Here’s the deal in my department. The professional writing faculty work very hard trying to build their new program. We take our students on retreats every semesters; we have a student group that produces literary magazines and holds readings; we do campus wide events (something we call Professional Writing Day); we get involved in innovative projects around campus we think might benefit our students; and we do a hell of a lot of recruitment/marketing work. There are three of us in PWR. The teacher education folks work just as hard, if not moreso. They have to deal with the state and accrediting agencies, work with the School of Education, administer all the student teaching and classroom hours students need. They also have the lion’s share of the majors (though they obviously take a good number of literature courses as well). There are TWO faculty in this area. Meanwhile, to put it bluntly, our literature faculty sit on their hands. Here’s what I see. They can’t be bothered to do assessment or think about how to attract more students or develop interesting curriculum or build community among their majors or do just about anything. I’ve been here 3 years, but it seems like for at least the last 10 years the literature faculty (there are 12 of them) have done everything they can to make their own lives easier. When new requirments come down the pipe they cordon them off in new courses rather than having to alter their own teaching (thus creating the need to hire new faculty outside of literature). They let their own student organization, the English club, die. They do no recruitment; they can’t even bother to show up for majors fairs. Recently they even became unwilling to direct their own conference. So I took up the job.

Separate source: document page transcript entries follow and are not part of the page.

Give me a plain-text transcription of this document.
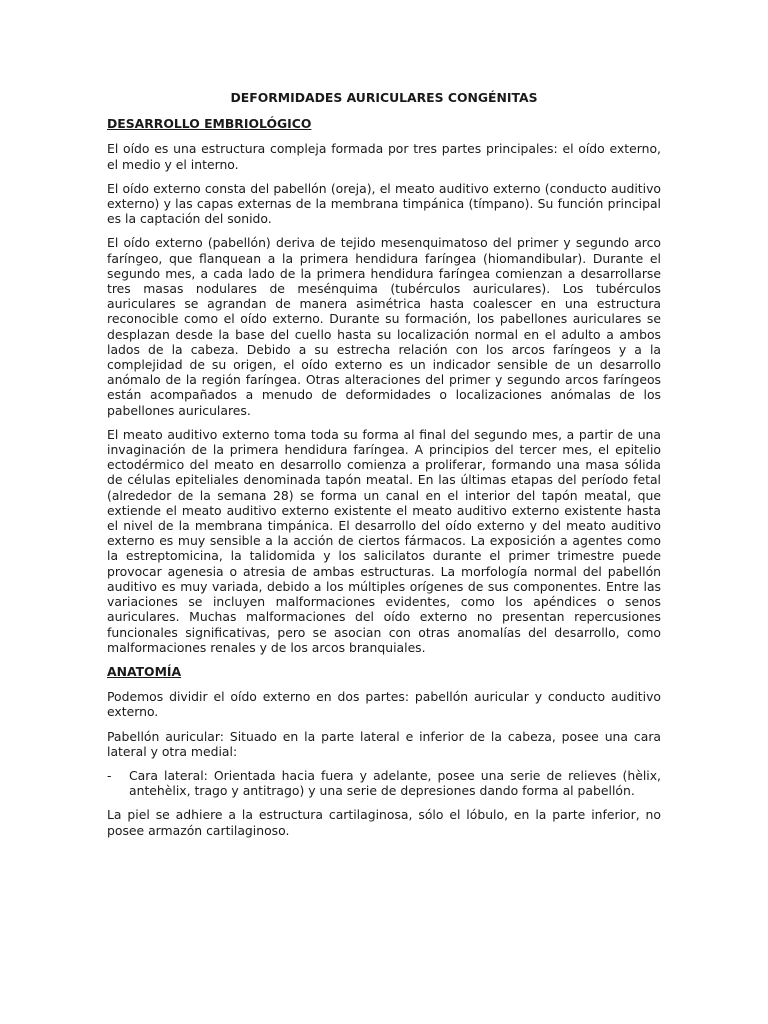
DEFORMIDADES AURICULARES CONGÉNITAS
DESARROLLO EMBRIOLÓGICO

El oído es una estructura compleja formada por tres partes principales: el oído externo, el medio y el interno.

El oído externo consta del pabellón (oreja), el meato auditivo externo (conducto auditivo externo) y las capas externas de la membrana timpánica (tímpano). Su función principal es la captación del sonido.

El oído externo (pabellón) deriva de tejido mesenquimatoso del primer y segundo arco faríngeo, que flanquean a la primera hendidura faríngea (hiomandibular). Durante el segundo mes, a cada lado de la primera hendidura faríngea comienzan a desarrollarse tres masas nodulares de mesénquima (tubérculos auriculares). Los tubérculos auriculares se agrandan de manera asimétrica hasta coalescer en una estructura reconocible como el oído externo. Durante su formación, los pabellones auriculares se desplazan desde la base del cuello hasta su localización normal en el adulto a ambos lados de la cabeza. Debido a su estrecha relación con los arcos faríngeos y a la complejidad de su origen, el oído externo es un indicador sensible de un desarrollo anómalo de la región faríngea. Otras alteraciones del primer y segundo arcos faríngeos están acompañados a menudo de deformidades o localizaciones anómalas de los pabellones auriculares.

El meato auditivo externo toma toda su forma al final del segundo mes, a partir de una invaginación de la primera hendidura faríngea. A principios del tercer mes, el epitelio ectodérmico del meato en desarrollo comienza a proliferar, formando una masa sólida de células epiteliales denominada tapón meatal. En las últimas etapas del período fetal (alrededor de la semana 28) se forma un canal en el interior del tapón meatal, que extiende el meato auditivo externo existente el meato auditivo externo existente hasta el nivel de la membrana timpánica. El desarrollo del oído externo y del meato auditivo externo es muy sensible a la acción de ciertos fármacos. La exposición a agentes como la estreptomicina, la talidomida y los salicilatos durante el primer trimestre puede provocar agenesia o atresia de ambas estructuras. La morfología normal del pabellón auditivo es muy variada, debido a los múltiples orígenes de sus componentes. Entre las variaciones se incluyen malformaciones evidentes, como los apéndices o senos auriculares. Muchas malformaciones del oído externo no presentan repercusiones funcionales significativas, pero se asocian con otras anomalías del desarrollo, como malformaciones renales y de los arcos branquiales.

ANATOMÍA

Podemos dividir el oído externo en dos partes: pabellón auricular y conducto auditivo externo.

Pabellón auricular: Situado en la parte lateral e inferior de la cabeza, posee una cara lateral y otra medial:

-	Cara lateral: Orientada hacia fuera y adelante, posee una serie de relieves (hèlix, antehèlix, trago y antitrago) y una serie de depresiones dando forma al pabellón.

La piel se adhiere a la estructura cartilaginosa, sólo el lóbulo, en la parte inferior, no posee armazón cartilaginoso.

So here is my thing. And I make no bones about being partisan or argumentative. Why should I asked to be “even-minded” or “fair,” when no one else in the game has to play by those rules? Bottom line: literary studies is so 20th century. Give it up and go home. No one loves you anymore. Stop calling me.
You want to know what the future is? I’ll tell you. The future is “not you.” Hey! not so fast rhet/comp, the future isn’t “you” either.
I am here to tell you the future is open source composition.
What is that?
Gee, I’m glad you asked. I’m sure you know about “open source” software. I’ve written some about open source composition (e.g. a wiki), where the notion of authorship is undermined by collaborative effort, where knowledge is developed through a communal process. Well I want to incorporate that notion, but I want to move toward a different emphasis by focusing on open composition.
What this reflects is the concept in poetics of the “open field” (as in Olson and L-A-N-G-U-A-G-E poetry) as well as the Heideggerean concept of the open (cf. On the Way to Language). I’m also asking “you” to think back to the 60s/70s: the experimentations between art, poetry, and technology before comptuers became household commodities. Obviouisly the computational power is exponentially higher now, but we have perhaps lost some of that experimental quality, or at least it has become drowned in all the commerce.
What then is the “future” of English Studies? De-emphasizing, though not erasing, aesthetic appreciation. Reintegrating poetics and rhetorics with cultural analysis. Recognizing textual production of all types as cutlural, and specifically technological, phenomenon.
Moving forward with a discipline built on an ontological philosophy of aesthetic experience, cultural studies (of technology), critical theory, rhetoric, and poetics.